The tramping through the endless, featureless overcast had itself turned into a kind of dreary dream—faced with such unending nothing, Sam had several times slid over into hallucination. Once she saw the front doors of her school in West Virginia, as clearly as if she stood at the bottom of the steps. She even raised her hands to pull them open, braced for the noise of the echoing hallways, then found that she was reaching out toward nothingness and that !Xabbu was looking at her with concern. She also saw Orlando and her parents several times, distant but unmistakable shapes. Once she saw her grandfather trimming a hedge.
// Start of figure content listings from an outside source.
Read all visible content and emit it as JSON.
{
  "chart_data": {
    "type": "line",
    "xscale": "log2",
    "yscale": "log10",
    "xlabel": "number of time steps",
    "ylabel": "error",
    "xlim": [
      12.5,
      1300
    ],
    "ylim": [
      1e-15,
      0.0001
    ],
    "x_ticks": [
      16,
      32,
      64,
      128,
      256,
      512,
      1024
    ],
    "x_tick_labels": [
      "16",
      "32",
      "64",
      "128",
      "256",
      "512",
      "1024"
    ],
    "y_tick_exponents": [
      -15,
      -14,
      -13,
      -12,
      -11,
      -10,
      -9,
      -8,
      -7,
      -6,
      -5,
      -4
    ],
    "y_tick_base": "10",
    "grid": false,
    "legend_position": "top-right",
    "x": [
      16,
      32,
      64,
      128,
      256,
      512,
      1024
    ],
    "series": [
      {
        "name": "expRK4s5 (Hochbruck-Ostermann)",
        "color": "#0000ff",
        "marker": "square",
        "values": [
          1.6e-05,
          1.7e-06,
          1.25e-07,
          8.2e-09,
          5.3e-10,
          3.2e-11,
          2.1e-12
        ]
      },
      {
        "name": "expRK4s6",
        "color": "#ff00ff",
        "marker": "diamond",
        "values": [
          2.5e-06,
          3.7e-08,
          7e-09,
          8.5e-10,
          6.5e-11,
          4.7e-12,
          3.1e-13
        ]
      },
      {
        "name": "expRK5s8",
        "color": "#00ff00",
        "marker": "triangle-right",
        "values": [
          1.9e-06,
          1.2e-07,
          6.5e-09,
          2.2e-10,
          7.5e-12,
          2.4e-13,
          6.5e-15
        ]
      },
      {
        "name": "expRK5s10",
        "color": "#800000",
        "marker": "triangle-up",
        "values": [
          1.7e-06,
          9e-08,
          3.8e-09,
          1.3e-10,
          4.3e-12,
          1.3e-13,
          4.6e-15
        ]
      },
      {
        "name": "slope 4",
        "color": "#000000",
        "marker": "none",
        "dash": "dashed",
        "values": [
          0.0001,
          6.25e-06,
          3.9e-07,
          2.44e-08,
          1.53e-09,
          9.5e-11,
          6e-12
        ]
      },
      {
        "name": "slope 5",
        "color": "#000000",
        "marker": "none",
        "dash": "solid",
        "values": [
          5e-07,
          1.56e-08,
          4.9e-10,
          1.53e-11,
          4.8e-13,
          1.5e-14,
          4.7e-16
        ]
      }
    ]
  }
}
Even !Xabbu seemed oppressed by the monotony, the terrible dull pale cloudiness of everything, the continuous pointless now; even he grew increasingly silent and withdrawn. Thus, when he paused suddenly and awkwardly in the middle of one of his investigations, interrupting what had by now become a sort of boringly familiar dance of turning and listening, turning and listening, Sam thought maybe he too had been caught by a hallucination—a vision of Renie, perhaps, or some feature of his people's desert home.
"I do not believe it!" Surprisingly, he had an eager tone in his voice that had been missing for some time. "Unless I am losing my mind." He laughed. "Come, this way."
Jongleur, who had been showing little more animation than a sleepwalker, dutifully followed, setting one foot after the other as though reading it from an instruction manual. Sam hurried to catch up with !Xabbu.
"What is it?" she said. "Did you hear something?"
"I need quiet, Sam."
"Sorry." She fell back a little way. Please let him be right, she thought, watching the poised, flexible tension of his naked back. Please let him find something. I hate this gray. I hate it so much. . . .
!Xabbu abruptly stopped and crouched. The silvery void was all around him, unchanged and seemingly unchangeable. The small man grew wide-eyed, waving his fingers at nothing visible, paddling them in small circular motions at ground level, until Sam suddenly became terrified that he had lost his mind.
"What are you doing?" She almost shouted it.
"Feel, Sam, feel!" He dragged her down beside him and shoved her hand into the perfectly empty patch of nothing identical with every other cubic meter of nothing that stretched away in all directions. "There. Do you see?"
She shook her head, fearful. Jongleur had stumped up and now paused, looking down on them as though they were beggars he had discovered living in his rose garden. "I don't see anything," she moaned.
"I am sorry. I spoke badly—there is nothing to see. But maybe you can feel or hear it. . . ." He held her hands in his own and gently moved them back and forth just above the ground. "Anything?" When she shook her head, he pulled his own hands away from hers. "Try again. Concentrate."
It took long moments, but at last she felt it—the faintest, most negligible force, a weak current of skin-temperature air, perhaps, or a vibration so meager she could barely distinguish it from the tremble of her own pulse in her fingers. "What . . . what is it?"
"A river," !Xabbu said triumphantly. "I am certain it is. Or at least it will be."